Two Unconfirmed Suicides Related to Ashley Madison Hack, Toronto Police Say

A photo illustration shows the Ashley Madison website displayed on a smartphone. Mark Blinch/Reuters

There have been two unconfirmed reports of suicides, as well as hate crimes, as a result of the Ashley Madison hack, Toronto police said on Monday.

Hackers recently posted to the Internet a stolen bounty of customers' sensitive data related to the infidelity-focused website Toronto Acting Staff Superintendent Bryce Evans said the breach has affected 30 million people around the world.

Evans, who is overseeing the investigation, couldn't confirm whether the two unconfirmed suicides happened in Canada or elsewhere in the world. He had a message for the hackers during a Monday morning press conference: "Your actions are illegal and will not be tolerated. This is your wake up call."

Avid Life Media is a Toronto-based social networking company that operates several dating sites, including Ashley Madison and Established Men. Ashley Madison, launched in 2001, is an online dating service and social networking site marketed to people who are married or in committed relationships. Its tagline is: "Life is short. Have an affair."
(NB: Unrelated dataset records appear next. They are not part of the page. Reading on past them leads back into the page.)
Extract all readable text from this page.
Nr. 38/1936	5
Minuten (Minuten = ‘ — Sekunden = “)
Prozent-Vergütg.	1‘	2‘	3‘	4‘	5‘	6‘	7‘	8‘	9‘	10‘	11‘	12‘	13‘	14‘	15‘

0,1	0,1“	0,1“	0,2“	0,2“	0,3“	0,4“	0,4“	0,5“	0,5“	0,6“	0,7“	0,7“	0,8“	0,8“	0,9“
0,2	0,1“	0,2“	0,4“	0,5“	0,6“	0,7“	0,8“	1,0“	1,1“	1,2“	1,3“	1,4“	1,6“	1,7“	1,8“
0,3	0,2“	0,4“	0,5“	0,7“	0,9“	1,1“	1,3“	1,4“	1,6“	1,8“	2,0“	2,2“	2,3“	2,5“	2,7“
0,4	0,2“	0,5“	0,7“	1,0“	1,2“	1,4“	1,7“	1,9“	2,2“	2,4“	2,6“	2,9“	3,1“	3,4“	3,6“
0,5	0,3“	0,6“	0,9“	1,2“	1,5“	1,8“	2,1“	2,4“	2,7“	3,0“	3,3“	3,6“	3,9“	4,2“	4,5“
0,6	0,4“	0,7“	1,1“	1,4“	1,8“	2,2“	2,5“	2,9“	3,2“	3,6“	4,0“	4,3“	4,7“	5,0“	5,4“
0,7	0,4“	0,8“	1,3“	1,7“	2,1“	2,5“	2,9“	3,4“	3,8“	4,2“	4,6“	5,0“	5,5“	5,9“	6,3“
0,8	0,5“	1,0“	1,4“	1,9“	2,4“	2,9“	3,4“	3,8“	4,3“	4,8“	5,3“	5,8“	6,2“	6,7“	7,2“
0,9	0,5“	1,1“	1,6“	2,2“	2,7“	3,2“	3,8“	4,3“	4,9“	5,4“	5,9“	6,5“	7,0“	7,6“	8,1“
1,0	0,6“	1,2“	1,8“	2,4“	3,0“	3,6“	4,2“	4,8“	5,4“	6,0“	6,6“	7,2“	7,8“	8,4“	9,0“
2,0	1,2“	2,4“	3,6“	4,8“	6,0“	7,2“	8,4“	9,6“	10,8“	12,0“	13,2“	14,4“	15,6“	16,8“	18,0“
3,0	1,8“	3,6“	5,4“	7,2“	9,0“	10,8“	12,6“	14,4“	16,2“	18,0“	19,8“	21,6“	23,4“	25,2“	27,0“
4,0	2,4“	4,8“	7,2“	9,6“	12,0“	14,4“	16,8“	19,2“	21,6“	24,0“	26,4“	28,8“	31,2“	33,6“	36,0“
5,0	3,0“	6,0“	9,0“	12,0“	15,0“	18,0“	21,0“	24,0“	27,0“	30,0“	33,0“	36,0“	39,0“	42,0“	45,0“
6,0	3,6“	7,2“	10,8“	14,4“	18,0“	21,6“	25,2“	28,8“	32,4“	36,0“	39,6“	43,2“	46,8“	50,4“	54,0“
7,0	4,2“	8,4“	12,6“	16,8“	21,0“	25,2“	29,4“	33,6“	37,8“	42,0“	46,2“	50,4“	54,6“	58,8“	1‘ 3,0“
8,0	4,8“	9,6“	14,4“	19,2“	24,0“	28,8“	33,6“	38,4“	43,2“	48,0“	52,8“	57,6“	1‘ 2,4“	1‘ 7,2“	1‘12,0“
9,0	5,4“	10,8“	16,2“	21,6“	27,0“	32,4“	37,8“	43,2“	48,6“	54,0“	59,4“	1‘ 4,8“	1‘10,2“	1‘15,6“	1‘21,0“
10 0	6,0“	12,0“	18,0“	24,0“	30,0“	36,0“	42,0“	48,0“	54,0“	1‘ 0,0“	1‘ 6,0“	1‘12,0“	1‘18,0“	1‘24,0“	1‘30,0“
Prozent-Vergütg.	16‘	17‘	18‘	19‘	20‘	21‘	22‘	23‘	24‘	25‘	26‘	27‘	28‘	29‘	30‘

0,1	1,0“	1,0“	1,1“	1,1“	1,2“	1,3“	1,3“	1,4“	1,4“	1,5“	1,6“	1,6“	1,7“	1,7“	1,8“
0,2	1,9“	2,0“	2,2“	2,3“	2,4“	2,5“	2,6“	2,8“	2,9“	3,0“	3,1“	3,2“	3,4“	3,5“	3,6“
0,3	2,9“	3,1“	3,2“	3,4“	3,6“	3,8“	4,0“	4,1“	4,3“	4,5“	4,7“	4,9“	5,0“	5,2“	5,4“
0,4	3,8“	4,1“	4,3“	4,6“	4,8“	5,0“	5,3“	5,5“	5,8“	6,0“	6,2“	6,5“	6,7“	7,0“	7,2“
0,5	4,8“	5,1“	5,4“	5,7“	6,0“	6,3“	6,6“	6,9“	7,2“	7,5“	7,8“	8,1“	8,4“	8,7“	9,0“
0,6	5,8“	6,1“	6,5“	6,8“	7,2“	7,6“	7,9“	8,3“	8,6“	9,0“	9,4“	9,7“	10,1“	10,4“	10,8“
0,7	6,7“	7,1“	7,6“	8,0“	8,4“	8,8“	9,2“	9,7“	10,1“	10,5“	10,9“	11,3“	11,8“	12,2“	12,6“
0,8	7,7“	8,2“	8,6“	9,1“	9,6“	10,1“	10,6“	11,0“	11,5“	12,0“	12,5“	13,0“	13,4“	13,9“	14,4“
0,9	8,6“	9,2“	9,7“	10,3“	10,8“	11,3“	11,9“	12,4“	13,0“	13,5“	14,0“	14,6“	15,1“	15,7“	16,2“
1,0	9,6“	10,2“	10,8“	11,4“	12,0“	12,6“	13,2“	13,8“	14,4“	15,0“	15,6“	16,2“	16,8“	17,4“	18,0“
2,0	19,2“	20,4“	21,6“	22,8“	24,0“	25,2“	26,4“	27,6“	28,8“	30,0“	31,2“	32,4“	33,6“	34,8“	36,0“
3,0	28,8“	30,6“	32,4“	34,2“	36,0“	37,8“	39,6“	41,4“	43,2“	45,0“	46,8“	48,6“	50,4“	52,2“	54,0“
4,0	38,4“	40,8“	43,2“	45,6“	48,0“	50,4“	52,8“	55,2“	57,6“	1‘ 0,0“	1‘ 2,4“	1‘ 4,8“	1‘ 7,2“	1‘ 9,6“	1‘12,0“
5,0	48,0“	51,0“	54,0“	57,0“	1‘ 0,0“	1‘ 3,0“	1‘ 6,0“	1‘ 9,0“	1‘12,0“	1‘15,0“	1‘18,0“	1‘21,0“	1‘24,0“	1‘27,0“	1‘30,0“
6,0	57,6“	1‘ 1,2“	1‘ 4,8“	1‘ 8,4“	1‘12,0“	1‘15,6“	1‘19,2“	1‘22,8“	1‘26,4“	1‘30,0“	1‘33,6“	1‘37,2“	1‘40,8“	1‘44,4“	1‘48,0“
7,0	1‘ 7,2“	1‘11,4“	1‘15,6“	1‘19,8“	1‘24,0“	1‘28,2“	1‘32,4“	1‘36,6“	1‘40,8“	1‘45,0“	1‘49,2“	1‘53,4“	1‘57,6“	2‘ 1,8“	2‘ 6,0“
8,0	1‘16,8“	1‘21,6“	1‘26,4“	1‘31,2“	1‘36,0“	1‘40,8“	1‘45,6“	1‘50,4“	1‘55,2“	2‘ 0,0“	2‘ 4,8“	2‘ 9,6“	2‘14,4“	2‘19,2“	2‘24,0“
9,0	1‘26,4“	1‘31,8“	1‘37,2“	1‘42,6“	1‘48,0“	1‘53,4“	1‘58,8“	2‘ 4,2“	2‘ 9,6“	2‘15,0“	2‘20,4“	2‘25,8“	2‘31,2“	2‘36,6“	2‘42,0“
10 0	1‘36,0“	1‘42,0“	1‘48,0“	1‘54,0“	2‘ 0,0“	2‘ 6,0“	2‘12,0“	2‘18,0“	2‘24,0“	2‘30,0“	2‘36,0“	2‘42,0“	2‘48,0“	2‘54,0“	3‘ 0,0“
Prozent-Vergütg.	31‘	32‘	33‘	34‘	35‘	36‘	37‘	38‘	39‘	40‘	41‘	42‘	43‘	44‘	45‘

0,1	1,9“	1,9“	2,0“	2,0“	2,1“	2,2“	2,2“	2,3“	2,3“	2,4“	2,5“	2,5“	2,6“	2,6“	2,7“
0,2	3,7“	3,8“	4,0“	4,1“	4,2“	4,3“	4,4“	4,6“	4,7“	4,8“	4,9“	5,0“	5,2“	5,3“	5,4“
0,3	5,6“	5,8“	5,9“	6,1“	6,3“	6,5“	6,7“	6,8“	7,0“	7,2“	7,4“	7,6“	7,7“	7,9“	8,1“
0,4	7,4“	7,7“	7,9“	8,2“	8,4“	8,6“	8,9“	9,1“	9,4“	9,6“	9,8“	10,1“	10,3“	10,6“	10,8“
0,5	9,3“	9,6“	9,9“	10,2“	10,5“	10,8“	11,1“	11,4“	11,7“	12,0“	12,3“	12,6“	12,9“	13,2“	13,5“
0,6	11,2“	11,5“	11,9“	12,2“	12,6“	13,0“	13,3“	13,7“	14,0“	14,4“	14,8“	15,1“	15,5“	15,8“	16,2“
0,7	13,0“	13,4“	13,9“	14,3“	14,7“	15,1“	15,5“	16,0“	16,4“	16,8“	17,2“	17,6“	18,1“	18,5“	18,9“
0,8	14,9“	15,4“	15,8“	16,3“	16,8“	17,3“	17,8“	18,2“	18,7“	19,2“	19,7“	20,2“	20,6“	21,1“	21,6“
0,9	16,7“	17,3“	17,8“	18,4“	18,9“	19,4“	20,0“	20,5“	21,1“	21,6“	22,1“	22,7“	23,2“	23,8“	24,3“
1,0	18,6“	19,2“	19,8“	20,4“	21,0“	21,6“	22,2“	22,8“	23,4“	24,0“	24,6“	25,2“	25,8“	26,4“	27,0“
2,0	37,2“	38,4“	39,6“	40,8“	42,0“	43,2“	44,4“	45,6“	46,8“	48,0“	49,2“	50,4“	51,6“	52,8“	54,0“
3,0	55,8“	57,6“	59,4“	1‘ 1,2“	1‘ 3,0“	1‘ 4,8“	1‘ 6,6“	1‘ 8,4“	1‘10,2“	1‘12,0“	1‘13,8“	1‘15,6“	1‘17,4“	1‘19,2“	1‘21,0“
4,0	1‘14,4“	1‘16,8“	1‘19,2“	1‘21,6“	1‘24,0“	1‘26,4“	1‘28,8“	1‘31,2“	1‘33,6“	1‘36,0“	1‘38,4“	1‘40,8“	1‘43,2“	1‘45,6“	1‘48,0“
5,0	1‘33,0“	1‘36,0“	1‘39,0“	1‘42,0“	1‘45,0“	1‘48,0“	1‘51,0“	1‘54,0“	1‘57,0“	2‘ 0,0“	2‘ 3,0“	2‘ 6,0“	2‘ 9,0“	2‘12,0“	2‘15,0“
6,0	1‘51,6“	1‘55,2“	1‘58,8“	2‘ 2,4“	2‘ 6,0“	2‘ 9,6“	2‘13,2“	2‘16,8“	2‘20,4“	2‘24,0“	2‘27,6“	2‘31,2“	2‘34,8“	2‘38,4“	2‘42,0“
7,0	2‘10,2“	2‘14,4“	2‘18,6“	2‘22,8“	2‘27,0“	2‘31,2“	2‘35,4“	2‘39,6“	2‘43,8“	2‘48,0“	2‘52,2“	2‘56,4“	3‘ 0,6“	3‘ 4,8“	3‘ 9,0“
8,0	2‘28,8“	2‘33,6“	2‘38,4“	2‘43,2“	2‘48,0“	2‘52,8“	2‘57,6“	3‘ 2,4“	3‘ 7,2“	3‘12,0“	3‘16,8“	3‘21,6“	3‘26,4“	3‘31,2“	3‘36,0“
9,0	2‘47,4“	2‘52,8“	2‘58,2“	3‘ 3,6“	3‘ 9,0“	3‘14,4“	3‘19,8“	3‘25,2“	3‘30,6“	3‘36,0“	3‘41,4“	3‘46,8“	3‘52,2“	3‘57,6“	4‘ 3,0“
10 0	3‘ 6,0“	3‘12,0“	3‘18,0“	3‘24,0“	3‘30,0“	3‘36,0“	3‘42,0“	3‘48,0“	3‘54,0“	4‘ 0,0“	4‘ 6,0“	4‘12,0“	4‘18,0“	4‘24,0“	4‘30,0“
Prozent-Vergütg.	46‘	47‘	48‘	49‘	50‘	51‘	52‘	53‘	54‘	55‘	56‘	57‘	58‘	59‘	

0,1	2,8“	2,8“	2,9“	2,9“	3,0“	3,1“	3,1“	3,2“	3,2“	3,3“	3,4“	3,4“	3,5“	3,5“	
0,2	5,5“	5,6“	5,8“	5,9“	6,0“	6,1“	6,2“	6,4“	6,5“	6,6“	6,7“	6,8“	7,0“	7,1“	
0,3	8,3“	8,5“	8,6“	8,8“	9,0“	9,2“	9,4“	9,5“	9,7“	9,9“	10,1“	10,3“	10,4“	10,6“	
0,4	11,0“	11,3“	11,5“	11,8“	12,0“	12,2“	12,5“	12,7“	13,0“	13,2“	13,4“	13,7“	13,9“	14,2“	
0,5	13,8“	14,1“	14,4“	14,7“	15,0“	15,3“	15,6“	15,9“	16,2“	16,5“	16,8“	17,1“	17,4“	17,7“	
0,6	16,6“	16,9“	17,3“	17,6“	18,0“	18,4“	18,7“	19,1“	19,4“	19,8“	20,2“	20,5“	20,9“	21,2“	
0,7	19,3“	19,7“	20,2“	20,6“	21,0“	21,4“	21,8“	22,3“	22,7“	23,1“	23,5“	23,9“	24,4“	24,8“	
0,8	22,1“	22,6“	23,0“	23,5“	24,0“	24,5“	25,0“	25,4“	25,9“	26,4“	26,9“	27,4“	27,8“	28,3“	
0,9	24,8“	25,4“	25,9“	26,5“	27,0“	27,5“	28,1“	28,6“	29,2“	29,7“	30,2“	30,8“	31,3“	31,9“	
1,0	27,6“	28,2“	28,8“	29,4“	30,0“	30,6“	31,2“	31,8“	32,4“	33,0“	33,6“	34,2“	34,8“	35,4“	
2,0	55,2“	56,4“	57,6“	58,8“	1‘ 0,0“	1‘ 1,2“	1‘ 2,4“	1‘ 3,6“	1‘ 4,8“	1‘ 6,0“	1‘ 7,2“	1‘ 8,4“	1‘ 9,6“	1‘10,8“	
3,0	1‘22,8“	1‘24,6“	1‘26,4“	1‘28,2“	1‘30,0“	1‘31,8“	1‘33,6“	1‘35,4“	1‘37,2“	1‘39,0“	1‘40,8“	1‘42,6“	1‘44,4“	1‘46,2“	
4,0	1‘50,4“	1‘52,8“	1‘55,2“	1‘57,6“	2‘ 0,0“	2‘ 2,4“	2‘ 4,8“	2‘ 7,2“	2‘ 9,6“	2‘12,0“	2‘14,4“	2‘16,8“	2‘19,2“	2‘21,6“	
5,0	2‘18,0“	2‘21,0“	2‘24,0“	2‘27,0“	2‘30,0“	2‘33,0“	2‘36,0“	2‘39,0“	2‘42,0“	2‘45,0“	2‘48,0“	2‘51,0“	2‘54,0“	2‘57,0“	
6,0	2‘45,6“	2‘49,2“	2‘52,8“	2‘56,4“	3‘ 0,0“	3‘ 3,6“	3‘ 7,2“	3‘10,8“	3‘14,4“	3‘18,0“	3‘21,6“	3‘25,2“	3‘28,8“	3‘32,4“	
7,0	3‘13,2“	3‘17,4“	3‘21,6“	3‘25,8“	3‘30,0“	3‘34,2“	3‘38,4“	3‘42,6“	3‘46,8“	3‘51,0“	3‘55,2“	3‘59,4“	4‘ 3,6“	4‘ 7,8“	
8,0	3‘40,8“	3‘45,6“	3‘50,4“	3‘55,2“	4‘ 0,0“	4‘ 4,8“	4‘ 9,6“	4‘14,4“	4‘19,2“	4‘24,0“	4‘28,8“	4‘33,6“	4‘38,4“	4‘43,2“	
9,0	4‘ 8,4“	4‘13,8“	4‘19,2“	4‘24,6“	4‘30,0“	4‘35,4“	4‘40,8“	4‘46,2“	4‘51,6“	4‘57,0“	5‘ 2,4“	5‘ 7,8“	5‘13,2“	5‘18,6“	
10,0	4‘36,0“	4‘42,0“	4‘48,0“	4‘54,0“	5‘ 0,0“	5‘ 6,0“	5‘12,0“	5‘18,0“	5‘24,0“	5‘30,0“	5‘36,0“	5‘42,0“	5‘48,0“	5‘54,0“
Avid Life Media is offering a $500,000 reward to anyone providing information that leads to the arrest of the person or people involved in the hack, Evans said, adding that police believe it was a "highly educated hack" and one of the largest breaches in the world.

Evans warned that people trying to identify victims online could be risking malware, spyware and virus attacks on their devices.

There are confirmed cases of criminals attempting to extort Ashley Madison's clients by threatening to expose that they are on the list unless payment is received, Evans said.

Authorities urged victims to contact their local law enforcement agencies. Police won't comment on any of the individuals who have been victimized as a result of the hack.

"You've got to understand, people, the social impact behind this leak. We're talking about families. We're talking about their children. We're talking about their wives. We're talking about their male partners," Evans said. "Can you imagine going home and people talking about [it] at the dinner table? It's going to have an impact on their lives."

Avid Life Media has been cooperating with authorities, Evans said. Investigators haven't found any criminal wrongdoing by the company.

Toronto police have been working closely on the case with the FBI, Royal Canadian Mounted Police and Canada's Ministry of Attorney General's Criminal Law Office.